- Born: René Brault November 21, 1930 Charenton, France
- Died: December 6, 1986 (aged 56) Courgeron Le Pin-au-Haras Lower Normandy, France
- Known for: painter drawer potter

= René Brô =

French artist (1930–1986)

René Brô (/fr/; November 21, 1930 – December 6, 1986) was a French artist.

==Life and work==
René Brô was born in Charenton outside Paris. After finishing his schooling in 1944 by the age of fourteen, he began study art at different art schools. Parallelly he supported himself as a commercial artist. In the late 1940s, he was a frequent visitor to Musée de l'Homme and Louvre. He was in particularly attracted to primitive art and to the art of ancient Egypt. Brô's works of this period – pottery, drawings and paintings – are close to the works of Paul Klee or to that which Jean Dubuffet characterized as art brut.

In 1949 René Brô was exhibiting for the first time, at a joint exhibition in Paris. Afterwards he hitchhiked to Italy. During this trip he got to know the Austrian painter Hundertwasser who was two years Bro’s senior and was on the move as well; they were to be lifelong friends. Soon after their return to France in 1950, they jointly grappled with mural painting on the walls of a pavilion of the family Dumage where Hundertwasser stayed in Saint-Mandé outside Paris. Many years later, when this building was to be torn down in 1964, the two murals were saved from the demolition. One of them, La pêche miraculeuse (The miraculous draught), is now in KunstHausWien, Hundertwasser's own museum in Vienna. The other wall, Paradis – Pays des hommes, oiseaux et navires (Paradise – Land of men, of trees, birds and ships) came to a synagogue on Long Island, New York, where it was removed in 2008.

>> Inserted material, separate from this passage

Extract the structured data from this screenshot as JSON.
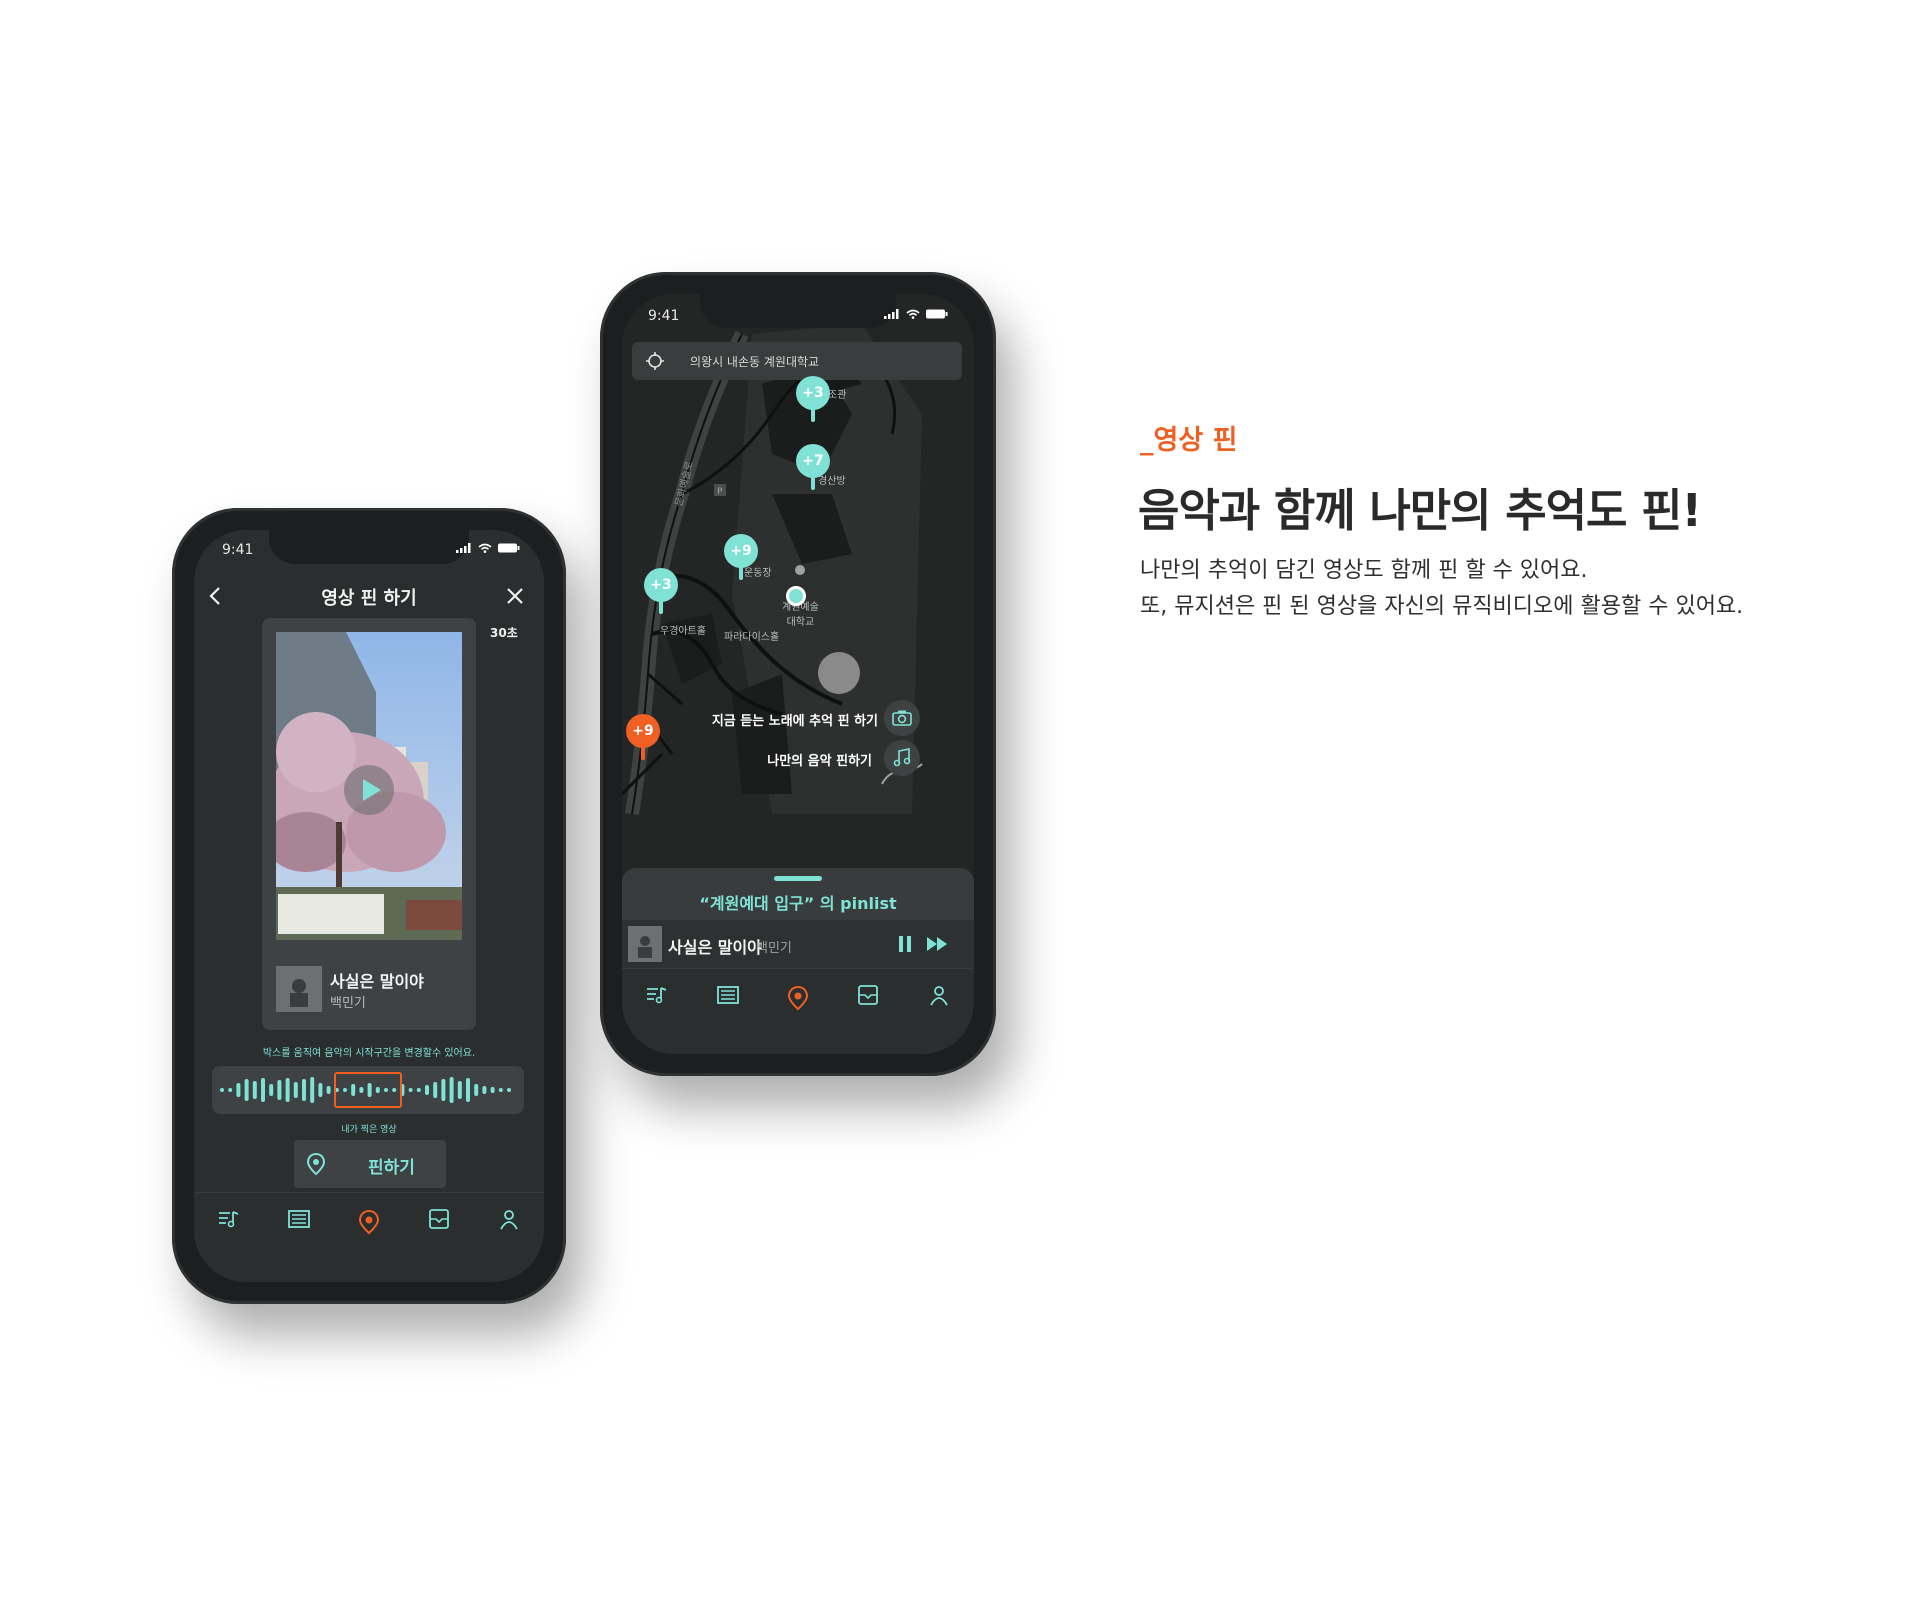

These two friends went separate ways and got married, Brô had children, and both were engaged in their own artistic projects, but they accompanied each other on trips throughout the years to North Africa, Mexico, India, Nepal, and Polynesia. In 1957 and for some years after they shared a studio in the old French village of Courgeron in the municipality of Le Pin-au-Haras, Lower Normandy, a location where Brô at least went on visiting until his death.

In 1954 Brô had his first one-man exhibition in Paris. In 1964, he was invited to represent France at the Venice Biennial. In 1968 he set up a studio in Venice, where he later worked for a decade.

He had many successful exhibitions around Europe and the world in the 1970s and 1980s. In 1984 he spent several months in Tahiti, where he had a show at the Musée Gauguin. He returned two years later and then withdrew to his country house in the Norman Courgeron, dying at the age of 56.